Friday, February 06, 2009

The beast in me

I try to put up a civil front most of the time. Not out of fear of reprisal, but fear that the beast in me might be out of control. I am probably one of those, while drinking... will tend to get while, but little does people knows that even then, I retain full faculty. Guess that there is a little of a control freak in me.

despite how lousy this week has been so far, I do in fact yell alot at people. But all was done in deliberation. As I began to realised that despite us in a civil society, a show of force and a raise of voice still does wonder to get one's point across.

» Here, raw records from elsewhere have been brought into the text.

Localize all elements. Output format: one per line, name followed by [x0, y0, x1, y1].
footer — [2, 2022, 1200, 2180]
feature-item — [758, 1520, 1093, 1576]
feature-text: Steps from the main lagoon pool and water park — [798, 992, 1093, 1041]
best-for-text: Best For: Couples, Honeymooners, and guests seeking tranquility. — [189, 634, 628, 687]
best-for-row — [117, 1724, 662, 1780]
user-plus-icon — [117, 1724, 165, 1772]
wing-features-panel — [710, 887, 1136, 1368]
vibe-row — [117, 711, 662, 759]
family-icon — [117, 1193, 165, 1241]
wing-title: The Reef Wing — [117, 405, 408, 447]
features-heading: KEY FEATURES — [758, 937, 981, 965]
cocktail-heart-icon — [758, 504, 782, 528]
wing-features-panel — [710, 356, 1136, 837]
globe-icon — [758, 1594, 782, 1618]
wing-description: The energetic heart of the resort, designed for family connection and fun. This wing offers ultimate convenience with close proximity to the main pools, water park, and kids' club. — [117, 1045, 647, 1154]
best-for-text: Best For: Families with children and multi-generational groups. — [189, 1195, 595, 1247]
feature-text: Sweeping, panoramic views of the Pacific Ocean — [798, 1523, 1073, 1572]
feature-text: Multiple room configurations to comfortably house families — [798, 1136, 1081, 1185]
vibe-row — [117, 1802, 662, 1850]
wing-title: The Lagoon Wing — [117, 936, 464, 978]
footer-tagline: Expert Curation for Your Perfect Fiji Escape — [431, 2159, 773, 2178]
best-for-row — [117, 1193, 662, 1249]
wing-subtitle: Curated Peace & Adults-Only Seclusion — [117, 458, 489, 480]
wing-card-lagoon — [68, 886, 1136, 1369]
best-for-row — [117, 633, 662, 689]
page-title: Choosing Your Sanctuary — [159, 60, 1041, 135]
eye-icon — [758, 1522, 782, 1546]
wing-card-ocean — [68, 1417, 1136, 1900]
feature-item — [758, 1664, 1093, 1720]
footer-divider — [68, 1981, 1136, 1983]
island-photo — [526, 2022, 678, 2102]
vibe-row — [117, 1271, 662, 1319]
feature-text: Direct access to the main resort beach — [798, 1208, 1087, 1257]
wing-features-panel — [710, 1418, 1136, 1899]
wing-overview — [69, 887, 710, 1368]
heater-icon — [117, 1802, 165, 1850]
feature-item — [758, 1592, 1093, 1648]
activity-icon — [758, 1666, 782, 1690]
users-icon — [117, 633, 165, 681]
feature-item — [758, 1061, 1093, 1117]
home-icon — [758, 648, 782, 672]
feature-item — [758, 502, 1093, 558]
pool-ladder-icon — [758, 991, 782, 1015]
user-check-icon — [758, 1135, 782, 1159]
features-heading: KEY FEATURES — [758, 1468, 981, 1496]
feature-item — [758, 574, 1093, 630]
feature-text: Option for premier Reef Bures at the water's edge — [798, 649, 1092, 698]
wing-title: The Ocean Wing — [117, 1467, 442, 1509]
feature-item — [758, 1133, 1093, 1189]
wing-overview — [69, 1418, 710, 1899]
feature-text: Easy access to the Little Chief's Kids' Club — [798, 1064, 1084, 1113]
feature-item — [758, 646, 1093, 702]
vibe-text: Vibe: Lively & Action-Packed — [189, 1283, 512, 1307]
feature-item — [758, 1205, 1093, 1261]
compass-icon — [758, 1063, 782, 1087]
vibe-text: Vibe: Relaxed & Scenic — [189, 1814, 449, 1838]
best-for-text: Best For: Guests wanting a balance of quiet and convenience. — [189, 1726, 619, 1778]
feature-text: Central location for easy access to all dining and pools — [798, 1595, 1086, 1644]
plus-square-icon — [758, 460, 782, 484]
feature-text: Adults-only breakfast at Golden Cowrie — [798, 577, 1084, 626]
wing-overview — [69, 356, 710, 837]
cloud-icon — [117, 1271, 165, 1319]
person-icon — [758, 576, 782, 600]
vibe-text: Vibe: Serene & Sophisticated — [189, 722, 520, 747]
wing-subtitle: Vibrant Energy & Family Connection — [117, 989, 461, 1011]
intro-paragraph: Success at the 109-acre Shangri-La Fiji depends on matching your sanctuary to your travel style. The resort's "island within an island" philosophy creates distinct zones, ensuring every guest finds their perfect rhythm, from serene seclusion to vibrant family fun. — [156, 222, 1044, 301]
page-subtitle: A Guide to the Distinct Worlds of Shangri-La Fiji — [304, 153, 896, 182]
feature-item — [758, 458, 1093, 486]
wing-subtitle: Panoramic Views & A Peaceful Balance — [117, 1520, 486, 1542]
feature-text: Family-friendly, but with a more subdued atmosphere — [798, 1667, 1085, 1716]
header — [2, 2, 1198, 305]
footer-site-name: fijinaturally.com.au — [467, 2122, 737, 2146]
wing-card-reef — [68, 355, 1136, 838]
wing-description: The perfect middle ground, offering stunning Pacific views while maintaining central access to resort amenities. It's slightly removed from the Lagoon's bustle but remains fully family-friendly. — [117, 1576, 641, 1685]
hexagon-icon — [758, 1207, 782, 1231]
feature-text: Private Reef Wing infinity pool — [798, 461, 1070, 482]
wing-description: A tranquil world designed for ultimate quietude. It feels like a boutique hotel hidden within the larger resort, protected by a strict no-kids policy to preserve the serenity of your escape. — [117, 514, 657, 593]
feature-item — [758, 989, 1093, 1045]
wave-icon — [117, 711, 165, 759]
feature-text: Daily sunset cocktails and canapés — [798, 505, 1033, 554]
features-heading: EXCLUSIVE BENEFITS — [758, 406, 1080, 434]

you can consider it the modern way of gunship politics.
But even madness needs method, least it is only mindless lunacy. Showing of force, which I like to call it, needs to be done in such a way that it delivers the message and emphasis it without losing the plot and without getting 1 into trouble.

It is more than a raising one's voice or for that matter, the banging of tables and using angry word.... Words should be carefully chosen and never should they be foul. Threaten not but always say something that you can back up. Be vague at times but descriptive if necessary, but always, always, take to the extreme and know this, the whole idea is not just to get your message across, but to vent it as such that at least you feel better.

End of the day, I can either chose to die young with all frustration in me, or I can get a safety valve to let it out and let it out on those that rightly deserves it.